RSS
Semua orang hidup dalam tempurung, dan semua menganggap itulah alam semesta.

Selasa, 07 Februari 2012

Persinggahan Mimpi

Mungkin aku belum mencapai titik kematangan seperti yang selalu aku impikan akan seorang aku. Prestasi akademisku tak selalu nomor satu, harus aku akui fakta bahwa selalu ada orang-orang yang lebih cerdas dariku. Intelektualitasku juga tak bisa terlalu aku andalkan, terlalu banyak momen dimana aku terlihat seperti orang bodoh. Beberapa targetkupun meleset dari yang seharusnya. Tak ada tanah bersalju eropa yang kunantikan dinginnya. Tanpa weekend ke menara Eiffel lalu berfoto ria disana, atau tidak juga melenggang bersama backpack untuk tidur di taman kota Madrid kala musim panas datang.

Sebenarnya duniaku sekarang adalah alam aneh di khayalan kanak-kanakku. Tak pernah terbersitpun di imajinasi masa kecilku akan berkutat dengan ayat-ayat Tuhan. Mempelajari kasus-kasus theologis serta hukum positif religi. Dahulu di otakku hal-hal seperti ini seperti ditakdirkan untuk lelaki-lelaki shalih bersorban macam pak Saliman. Walaupun aku pandai membaca Al- Qur’an dan tak pernah dapat nilai kurang dari 8 di pelajaran Agama waktu SD, tapi alam ide ku sudah lebih dulu familiar dengan Sir Isaac Newton, Albert Einstein, Thomas Alva Edison, serta yang paling gampang diingat adalah sang penemu telpon Alexander Graham Bell.

Dari kecil aku sudah sadar bahwa duniaku akan lebih luas dari rumah panggung kayu beratap seng. Dengan sumur timba di belakangnya yang airnya hanya dipakai untuk minum dan memasak jika musim kemarau tiba. Sementara untuk mandi, harus naik turun bukit menuju sungai. Aku tahu bahwa jalananku kelak bukan hanya jalanan koral bersiram aspal tipis yang akan membuat telapak kaki melepuh saat harus berlari. Bukan pula tanah lempung di kebun-kebun yang licin minta ampun jika hujan mengguyur. Kaki-kaki jenjangku akan menapak jalanan yang lebar, berlajur-lajur, penuh dengan kendaraan bermotor. Suatu saat yang dekat di masa depan. Aku sendiri tak tahu mengapa aku begitu imajinatoris dan merasa seolah-olah mimpi adalah esok hari saja, sangat dekat dan tinggal menunggu matahari terbit. Sepertinya baru kemarin aku menyusuri jalanan becek london dengan menggenakan topi koboy dan jas setinggi lutut, dan esok aku akan kesana lagi.

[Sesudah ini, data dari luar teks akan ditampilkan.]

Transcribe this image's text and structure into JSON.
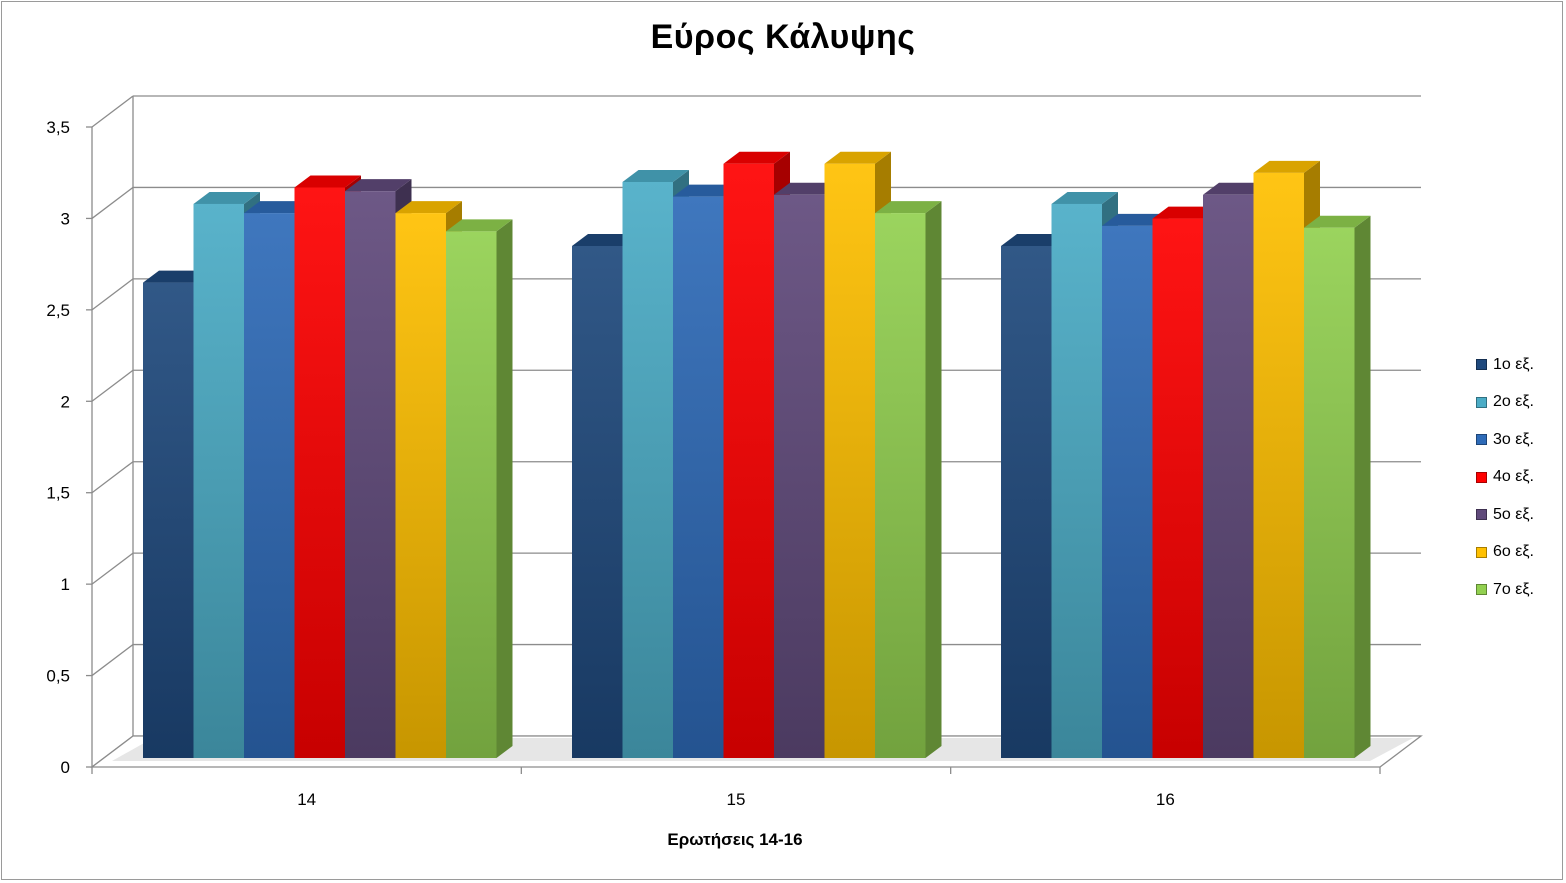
{
  "title": "Εύρος Κάλυψης",
  "xlabel": "Ερωτήσεις 14-16",
  "chart_data": {
    "type": "bar",
    "title": "Εύρος Κάλυψης",
    "xlabel": "Ερωτήσεις 14-16",
    "ylabel": "",
    "categories": [
      "14",
      "15",
      "16"
    ],
    "ylim": [
      0,
      3.5
    ],
    "yticks": [
      "0",
      "0,5",
      "1",
      "1,5",
      "2",
      "2,5",
      "3",
      "3,5"
    ],
    "grid": true,
    "legend_position": "right",
    "series": [
      {
        "name": "1ο εξ.",
        "color": "#1f497d",
        "values": [
          2.6,
          2.8,
          2.8
        ]
      },
      {
        "name": "2ο εξ.",
        "color": "#4bacc6",
        "values": [
          3.03,
          3.15,
          3.03
        ]
      },
      {
        "name": "3ο εξ.",
        "color": "#2e6bb8",
        "values": [
          2.98,
          3.07,
          2.91
        ]
      },
      {
        "name": "4ο εξ.",
        "color": "#ff0000",
        "values": [
          3.12,
          3.25,
          2.95
        ]
      },
      {
        "name": "5ο εξ.",
        "color": "#604a7b",
        "values": [
          3.1,
          3.08,
          3.08
        ]
      },
      {
        "name": "6ο εξ.",
        "color": "#ffc000",
        "values": [
          2.98,
          3.25,
          3.2
        ]
      },
      {
        "name": "7ο εξ.",
        "color": "#92d050",
        "values": [
          2.88,
          2.98,
          2.9
        ]
      }
    ]
  }
}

Tapi, sama sekali bukan menara-menara masjid Kairo yang berseliweran di otakku. Bukan teks teks berbahasa arab yang waktu itu nampak di terawangan persepsiku tentang buku-buku di meja belajarku. Dulu, aku mengkhayal diriku adalah professor fisika yang meneliti tumbuh kembang kosmos serta teori-teori astronomi. Bintang-bintang dan galaxy baru, atau meneliti besarnya gaya pada titik pusat black hole.

Dan ketika Tuhan menghantarkanku kesini, aku sadar bahwa inilah jalanku. Ini adalah persinggahan mimpiku. Aku harus melewati proses ini meskipun mimpi-mimpiku yang dulu belum pudar seutuhnya. Aku harus tetap menjadi seperti impianku, seorang professor fisika. Yang di alam nyata ternyata lebih hebat karena menguasai dalil dalil Qur’an dan sunnah. Memahami qodhoya-qodhoya Kalam yang membuat penelitian ilmiahku nanti punya orientasi suci, untuk mengesakan Allah.

Ternyata Allah memberikan kenyataan yang jauh lebih liar dari imajinasi kita. Dan sungguh Allah maha besar karena rahmatnya pula dia memuliakanku dengan menjadikanku sebagai seorang yang mutafaqqih fiddin. Karena bila Allah menginginkan kebaikan pada seseorang, maka Dia akan menjadikannya intelek dalam hal agama. Begitu kata hadist.

Maka kini, segala apapun yang ada pada diriku tak akan kusesali. Karena Tuhan punya rencana tak teraba tentang diri kita. Dan yang kita perlukan hanyalah mengikuti skenarionya, melakukan yang terbaik.